Welcome to the first week of Kanata no Astra, aka Astra Lost in Space in English localization. The double-length premiere remains a flawed but decent introduction for me, and this sophomore further underlines the strengths, as well as the potential weaknesses of this show going forward. For instance, many of the anime’s changes baffled me. The ratio aspect makes little sense and visually it looks like it has been cropped out from the original frame, as a result we see lots of shots where part of characters’ head being cut off. It’s a good gimmick once we get into the space where the screen “opens up”, but consider how the majority of time we follow them exploring new planets, the feeling of inside-the-box defeats the purpose greatly. Second, in the premiere, in one dramatic event, the anime decided to alter the source and makes it even more dramatic (the human chain) that it sadly disregards the common sense (THE ROPE). I consider that a manipulating tactic where Kanata no Astra purposely creates unnecessary conflicts in order to make us FEEL rewarding once everyone joins hands to save Kanata and Aries. Well, it just didn’t work for me.

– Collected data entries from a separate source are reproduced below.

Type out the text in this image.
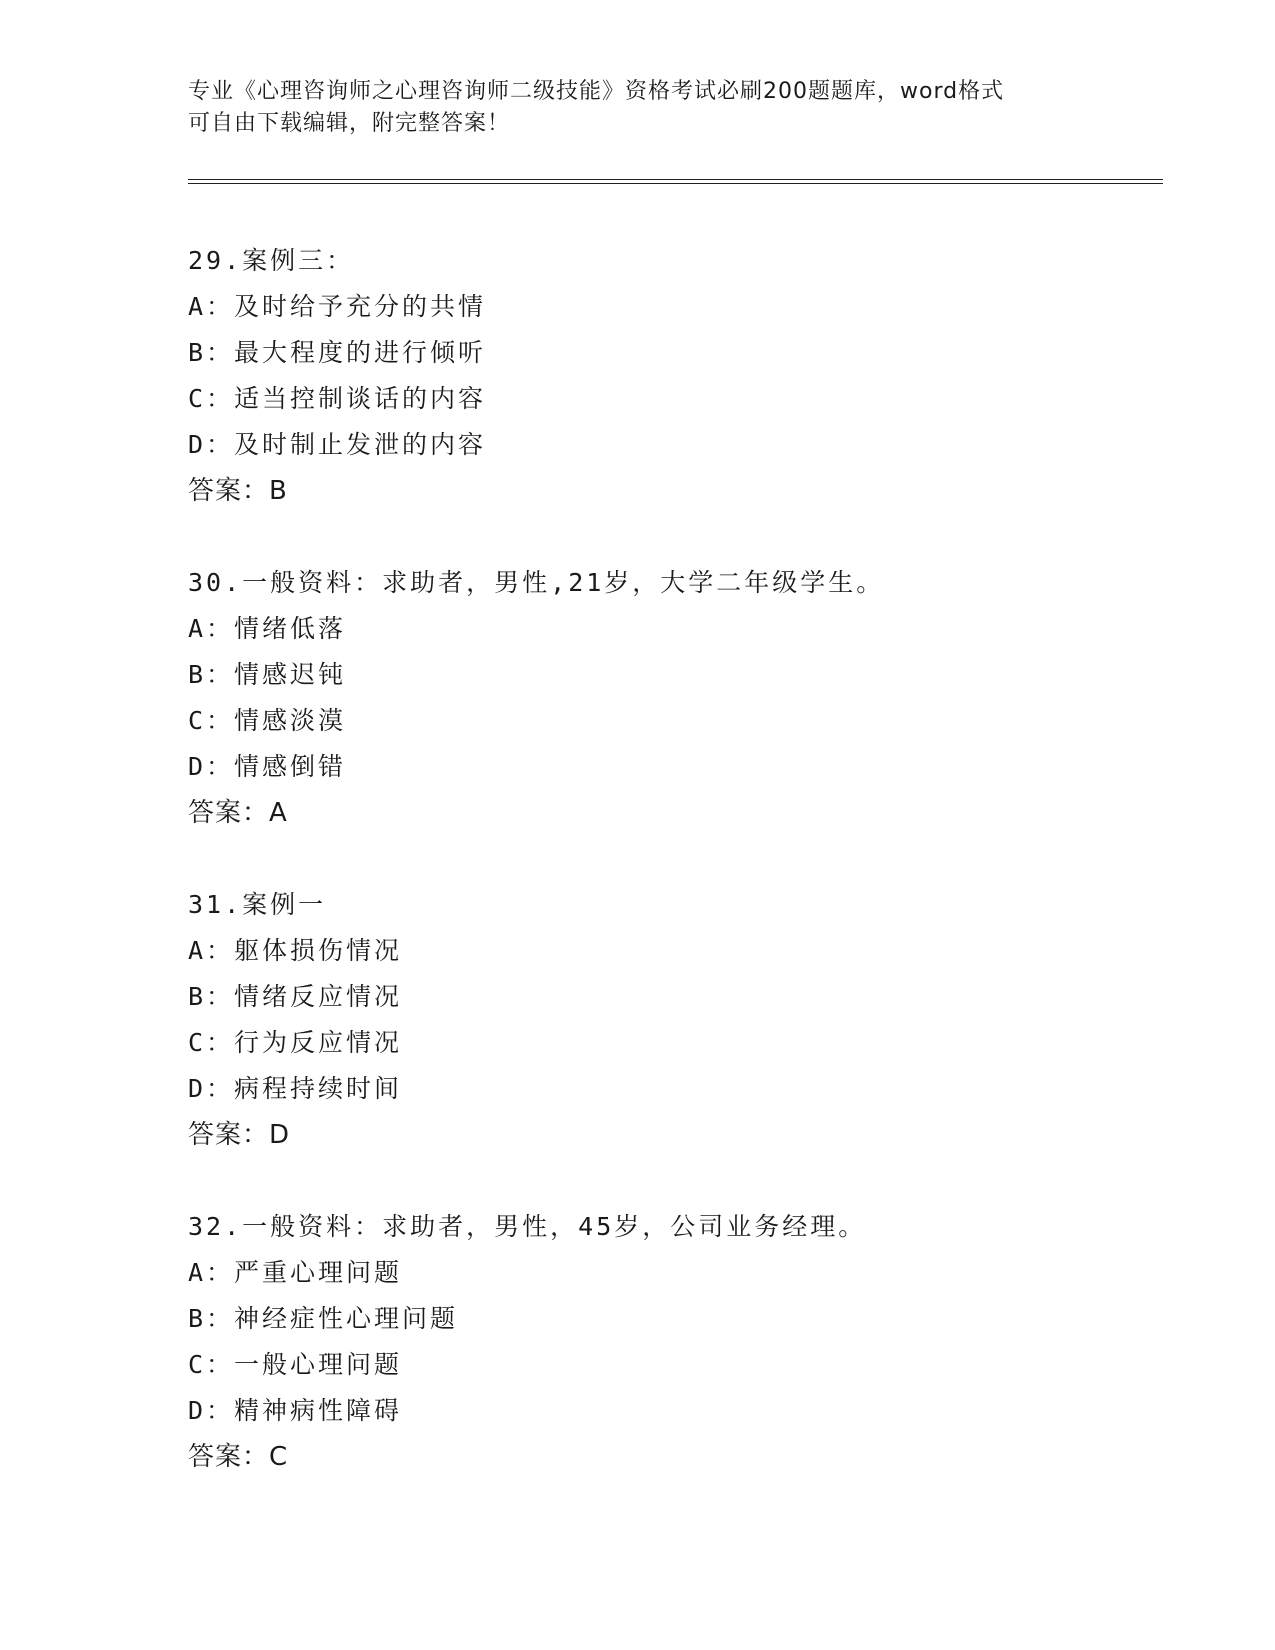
专业《心理咨询师之心理咨询师二级技能》资格考试必刷200题题库，word格式
可自由下载编辑，附完整答案！
29.案例三：
A：及时给予充分的共情
B：最大程度的进行倾听
C：适当控制谈话的内容
D：及时制止发泄的内容
答案：B
30.一般资料：求助者，男性,21岁，大学二年级学生。
A：情绪低落
B：情感迟钝
C：情感淡漠
D：情感倒错
答案：A
31.案例一
A：躯体损伤情况
B：情绪反应情况
C：行为反应情况
D：病程持续时间
答案：D
32.一般资料：求助者，男性，45岁，公司业务经理。
A：严重心理问题
B：神经症性心理问题
C：一般心理问题
D：精神病性障碍
答案：C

This second episode does excel on another strength, however, and that is the background art. As the group encounters the first planet of their journey, Vilavure, they find the planet full of natural resources. The art alone brings to life the richness of that place, and kudos to the animal/ plant designs that bring so much quirks into this planet: the trampoline trees, the parachute flowers and the turkey-dragons AKA tur-gons. I suspect that each planet they’d go will have some specific traits (like in ACCA’s 13 territories), and it’s understandable that the first planet they step in is more about the thrill of exploring a new place completely different than their own rather than any life-threatening events (although there is one).

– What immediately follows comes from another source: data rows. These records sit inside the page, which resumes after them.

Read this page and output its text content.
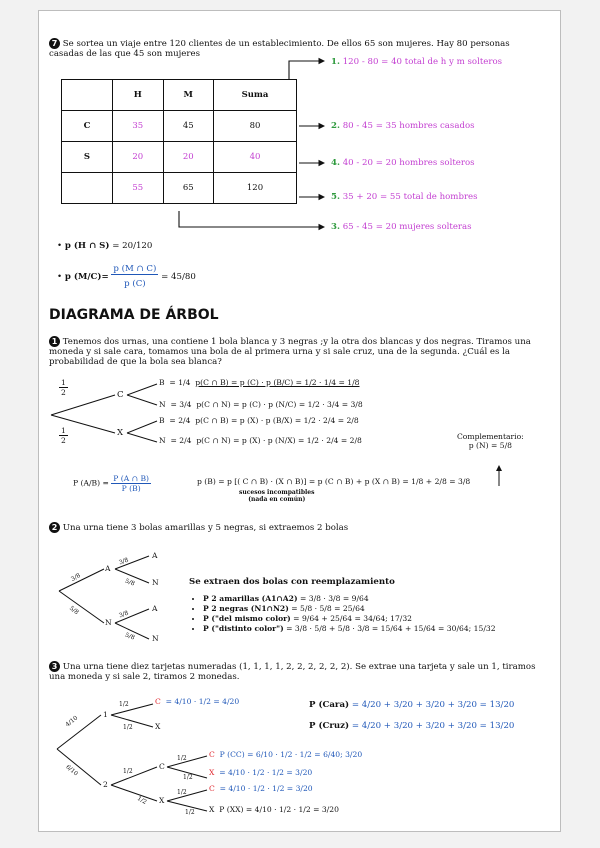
7 Se sortea un viaje entre 120 clientes de un establecimiento. De ellos 65 son mujeres. Hay 80 personas casadas de las que 45 son mujeres
	H	M	Suma
C	35	45	80
S	20	20	40
	55	65	120
1. 120 - 80 = 40 total de h y m solteros
2. 80 - 45 = 35 hombres casados
4. 40 - 20 = 20 hombres solteros
5. 35 + 20 = 55 total de hombres
3. 65 - 45 = 20 mujeres solteras
• p (H ∩ S) = 20/120
• p $(M/C)= \frac{p (M \cap C)}{p (C)} = 45/80$
DIAGRAMA DE ÁRBOL
1 Tenemos dos urnas, una contiene 1 bola blanca y 3 negras ;y la otra dos blancas y dos negras. Tiramos una moneda y si sale cara, tomamos una bola de al primera urna y si sale cruz, una de la segunda. ¿Cuál es la probabilidad de que la bola sea blanca?
$\frac{1}{2}$
$\frac{1}{2}$
C
X
B = 1/4 p(C ∩ B) = p (C) · p (B/C) = 1/2 · 1/4 = 1/8
N = 3/4 p(C ∩ N) = p (C) · p (N/C) = 1/2 · 3/4 = 3/8
B = 2/4 p(C ∩ B) = p (X) · p (B/X) = 1/2 · 2/4 = 2/8
N = 2/4 p(C ∩ N) = p (X) · p (N/X) = 1/2 · 2/4 = 2/8	Complementario:
p (N) = 5/8
P $(A/B) = \frac{P (A \cap B)}{P (B)}$	p (B) = p [( C ∩ B) · (X ∩ B)] = p (C ∩ B) + p (X ∩ B) = 1/8 + 2/8 = 3/8
sucesos incompatibles
(nada en común)
2 Una urna tiene 3 bolas amarillas y 5 negras, si extraemos 2 bolas
3/8
5/8
A
N
3/8
5/8
3/8
5/8
A
N
A
N
Se extraen dos bolas con reemplazamiento
• P 2 amarillas (A1∩A2) = 3/8 · 3/8 = 9/64
• P 2 negras (N1∩N2) = 5/8 · 5/8 = 25/64
• P ("del mismo color) = 9/64 + 25/64 = 34/64; 17/32
• P ("distinto color") = 3/8 · 5/8 + 5/8 · 3/8 = 15/64 + 15/64 = 30/64; 15/32
3 Una urna tiene diez tarjetas numeradas (1, 1, 1, 1, 2, 2, 2, 2, 2, 2). Se extrae una tarjeta y sale un 1, tiramos una moneda y si sale 2, tiramos 2 monedas.
4/10
6/10
1
2
1/2
1/2
1/2
1/2
1/2
1/2
1/2
1/2
C = 4/10 · 1/2 = 4/20
X
C
X
C P (CC) = 6/10 · 1/2 · 1/2 = 6/40; 3/20
X = 4/10 · 1/2 · 1/2 = 3/20
C = 4/10 · 1/2 · 1/2 = 3/20
X P (XX) = 4/10 · 1/2 · 1/2 = 3/20
P (Cara) = 4/20 + 3/20 + 3/20 + 3/20 = 13/20
P (Cruz) = 4/20 + 3/20 + 3/20 + 3/20 = 13/20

This episode also establishes the cast whom is skillful in many areas beyond their age (if you can’t tell if I being sarcastic or not by that sentence, I am). Last week, we learn a kid who already experienced life/death situation and a bloke whose IQ is about 200, this week add to that mix is another boy who has a master-level knowledge of biology and a girl with a photographic memory. Shameless over-the-top-ness aside, it further proves the theory that this string of misfortune event is set-up by someone or some organisation. There’s also a reveal of someone in the cast intentionally sabotage the communication system. This is an interesting development for sure to figure out who the traitor is and what is their reason behind all this.

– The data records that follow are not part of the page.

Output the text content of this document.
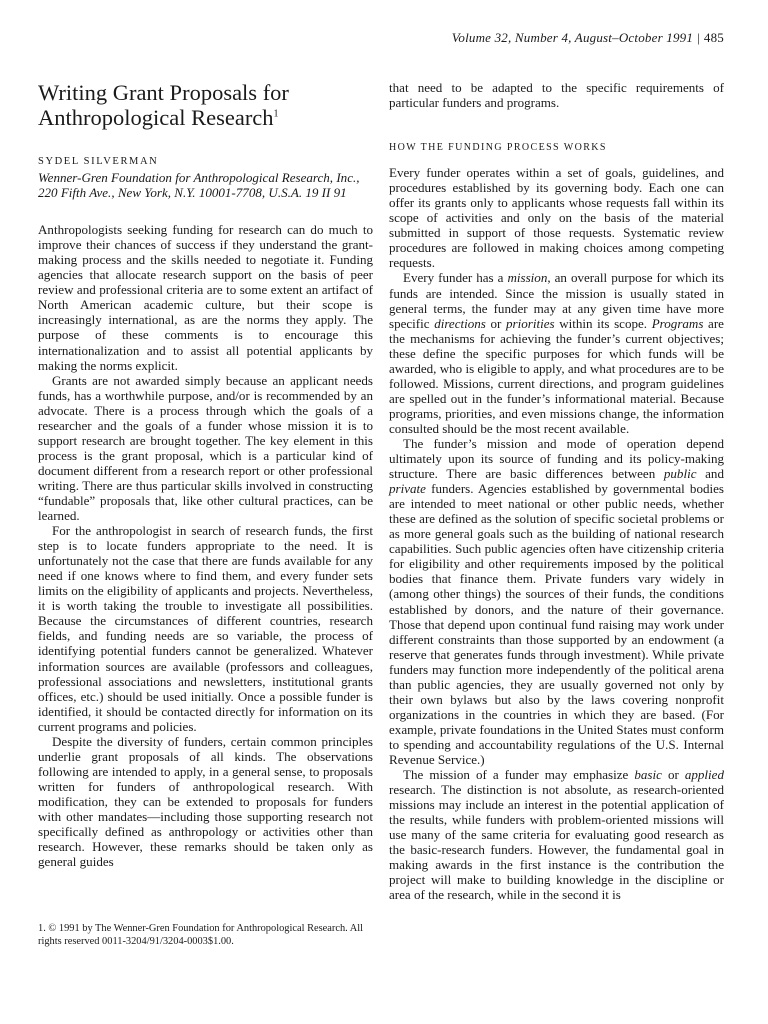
Volume 32, Number 4, August–October 1991 | 485
Writing Grant Proposals for Anthropological Research$^1$
SYDEL SILVERMAN
Wenner-Gren Foundation for Anthropological Research, Inc., 220 Fifth Ave., New York, N.Y. 10001-7708, U.S.A. 19 II 91

Anthropologists seeking funding for research can do much to improve their chances of success if they understand the grant-making process and the skills needed to negotiate it. Funding agencies that allocate research support on the basis of peer review and professional criteria are to some extent an artifact of North American academic culture, but their scope is increasingly international, as are the norms they apply. The purpose of these comments is to encourage this internationalization and to assist all potential applicants by making the norms explicit.

Grants are not awarded simply because an applicant needs funds, has a worthwhile purpose, and/or is recommended by an advocate. There is a process through which the goals of a researcher and the goals of a funder whose mission it is to support research are brought together. The key element in this process is the grant proposal, which is a particular kind of document different from a research report or other professional writing. There are thus particular skills involved in constructing “fundable” proposals that, like other cultural practices, can be learned.

For the anthropologist in search of research funds, the first step is to locate funders appropriate to the need. It is unfortunately not the case that there are funds available for any need if one knows where to find them, and every funder sets limits on the eligibility of applicants and projects. Nevertheless, it is worth taking the trouble to investigate all possibilities. Because the circumstances of different countries, research fields, and funding needs are so variable, the process of identifying potential funders cannot be generalized. Whatever information sources are available (professors and colleagues, professional associations and newsletters, institutional grants offices, etc.) should be used initially. Once a possible funder is identified, it should be contacted directly for information on its current programs and policies.

Despite the diversity of funders, certain common principles underlie grant proposals of all kinds. The observations following are intended to apply, in a general sense, to proposals written for funders of anthropological research. With modification, they can be extended to proposals for funders with other mandates—including those supporting research not specifically defined as anthropology or activities other than research. However, these remarks should be taken only as general guides

1. © 1991 by The Wenner-Gren Foundation for Anthropological Research. All rights reserved 0011-3204/91/3204-0003$1.00.

that need to be adapted to the specific requirements of particular funders and programs.

HOW THE FUNDING PROCESS WORKS

Every funder operates within a set of goals, guidelines, and procedures established by its governing body. Each one can offer its grants only to applicants whose requests fall within its scope of activities and only on the basis of the material submitted in support of those requests. Systematic review procedures are followed in making choices among competing requests.

Every funder has a mission, an overall purpose for which its funds are intended. Since the mission is usually stated in general terms, the funder may at any given time have more specific directions or priorities within its scope. Programs are the mechanisms for achieving the funder’s current objectives; these define the specific purposes for which funds will be awarded, who is eligible to apply, and what procedures are to be followed. Missions, current directions, and program guidelines are spelled out in the funder’s informational material. Because programs, priorities, and even missions change, the information consulted should be the most recent available.

The funder’s mission and mode of operation depend ultimately upon its source of funding and its policy-making structure. There are basic differences between public and private funders. Agencies established by governmental bodies are intended to meet national or other public needs, whether these are defined as the solution of specific societal problems or as more general goals such as the building of national research capabilities. Such public agencies often have citizenship criteria for eligibility and other requirements imposed by the political bodies that finance them. Private funders vary widely in (among other things) the sources of their funds, the conditions established by donors, and the nature of their governance. Those that depend upon continual fund raising may work under different constraints than those supported by an endowment (a reserve that generates funds through investment). While private funders may function more independently of the political arena than public agencies, they are usually governed not only by their own bylaws but also by the laws covering nonprofit organizations in the countries in which they are based. (For example, private foundations in the United States must conform to spending and accountability regulations of the U.S. Internal Revenue Service.)

The mission of a funder may emphasize basic or applied research. The distinction is not absolute, as research-oriented missions may include an interest in the potential application of the results, while funders with problem-oriented missions will use many of the same criteria for evaluating good research as the basic-research funders. However, the fundamental goal in making awards in the first instance is the contribution the project will make to building knowledge in the discipline or area of the research, while in the second it is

While I am excited for the upcoming plot of exploring new planets as an A plot and finding out the traitor as an overarching plot, I remain mixed on the characters chemistry and character development so far. The jokes, in particular, are pretty bad with typical anime-humor and exaggeration, which for me simply doesn’t belong to this series. By saying that I don’t expect the show to go full dark like Lord of the Fireflies and the likes, but take the sequence in this week, where Kanata and Quitterie bickering about “leader”, something that has already been sold last week, it’s just a total misfire for me. Yes, characters this age can act childish but why the need to amp it up to 11? For character development, this week we deal with Quitterie and her inability to communicate with other people. While I appreciate the amount of backstory Kanata no Astra focus on her character (and I’m sure the rest of the cast will have their shares), it’s a tad bit obvious that the show reminds us again and again about her issues, by her childhood friend Genius, by her bickering, by her backstory with her little sister, by Quiterrie herself when she admits it later on. Show don’t tell, Kanata no Astra, the less said the greater impact you eventually deliver.